A proper specification for the structural ensemble should be a direct reflection of the various threats faced by the organization and explained by the completed risk assessment. Each of these threats should be fully developed in the risk assessment.

For example, a non-fire threat would include a daytime and nighttime visibility risk assessment. This assessment should include relative speeds of the vehicles passing (i.e. how much freeway is in the jurisdiction?) as well as policies and procedures for protecting roadway scenes.

It should also include possible scenarios for backgrounds at night. Are emergency responders working on a dark country road with a simple background or on downtown metropolitan freeways with complicated backgrounds? There is a difference between protecting emergency responders on both the former and the latter.

Night-time accident scenes
Think about the driver approaching a night-time accident scene on a busy metropolitan freeway. There is obviously the lights from the apparatus, flare patterns, police vehicles, street lights, and lights from the surrounding buildings. If firefighters are not readily distinguishable then they are in danger. This is just one example of issues that need to be completely reviewed — and solutions put on paper — before developing a specification.

This transition from risk assessment to technical specification should be completely transparent and every significant performance or design requirement should have the logic behind it clearly spelled out.

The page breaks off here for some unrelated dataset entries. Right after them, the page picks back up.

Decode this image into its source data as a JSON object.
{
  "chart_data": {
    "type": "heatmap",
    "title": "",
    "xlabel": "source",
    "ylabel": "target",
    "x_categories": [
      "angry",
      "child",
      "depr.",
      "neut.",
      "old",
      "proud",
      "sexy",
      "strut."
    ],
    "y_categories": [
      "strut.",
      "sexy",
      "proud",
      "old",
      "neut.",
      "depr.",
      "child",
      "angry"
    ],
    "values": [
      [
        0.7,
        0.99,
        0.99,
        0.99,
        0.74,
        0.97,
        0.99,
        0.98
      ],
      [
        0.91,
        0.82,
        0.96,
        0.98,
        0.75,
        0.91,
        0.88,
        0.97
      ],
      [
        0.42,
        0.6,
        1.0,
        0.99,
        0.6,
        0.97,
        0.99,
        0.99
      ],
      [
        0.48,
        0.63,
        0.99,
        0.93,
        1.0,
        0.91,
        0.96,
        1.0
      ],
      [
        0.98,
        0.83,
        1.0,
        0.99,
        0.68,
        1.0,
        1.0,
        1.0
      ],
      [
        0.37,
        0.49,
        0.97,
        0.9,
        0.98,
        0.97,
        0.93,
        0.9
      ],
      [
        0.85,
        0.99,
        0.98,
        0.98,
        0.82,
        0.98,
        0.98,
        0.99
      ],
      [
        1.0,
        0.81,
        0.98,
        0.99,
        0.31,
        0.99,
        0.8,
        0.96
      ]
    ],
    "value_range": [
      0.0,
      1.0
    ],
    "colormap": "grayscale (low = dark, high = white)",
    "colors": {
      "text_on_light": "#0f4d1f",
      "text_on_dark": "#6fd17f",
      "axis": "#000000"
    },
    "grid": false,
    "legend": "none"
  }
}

The risk assessment, especially unpublished, should not be used to justify patented or proprietary designs, fabrics or accessories unless definitive performance expectations are clearly spelled out.

The risk assessment should be developed without specific products in mind, especially proprietary materials and designs and any requirements should be clearly spelled out to remove subjectivity of submittals. It is important that the organization be very specific on the specific desires and requirements.

The last thing that an organization should want is an argument with a manufacturer where the manufacturer states that their product meets the intent of some ambiguous requirement. This is where thinking it all the way through and documenting the process is important.

The development of the specification from the risk assessment can be accomplished in many ways, but it can be tricky. Specific performance and design specifications should not be included in the final specification until there have been field tests by the organization.

It is not to an organization's benefit to have a selection committee as the sole judge on what does or does not meet a specification. This can make things very messy, especially if the decision process is not transparent.

Manufacturer involvement
There is nothing wrong with involving the manufacturers in the development of a specification based on the risk assessment. The organization can publish a "request for information" and request "generic" solutions to any performance or design requirements that are necessary based on the risk assessment.

It is to the organization's advantage to put design and performance requirements in PPE specifications that can be built by any manufacturer. This puts the organization in the driver’s seat when dealing with the manufacturers and pricing.

If the organization specifies a garment that can be built the same by every manufacturer, then the organization wins. In this scenario, the organization gets the desired PPE and can make a decision based upon, amongst other things, pricing and customer service. There are certainly exceptions to this rule, but any exception should be carefully documented.

Risk assessment is not a term to be thrown about loosely, but a process that need to be thorough and transparent. When properly completed, the risk assessment will help provide PPE that is appropriate for the threats the members of the department face. The better the risk assessment, the better the PPE meets the expectations of the organization. And that is the goal — PPE that is the right PPE for the job.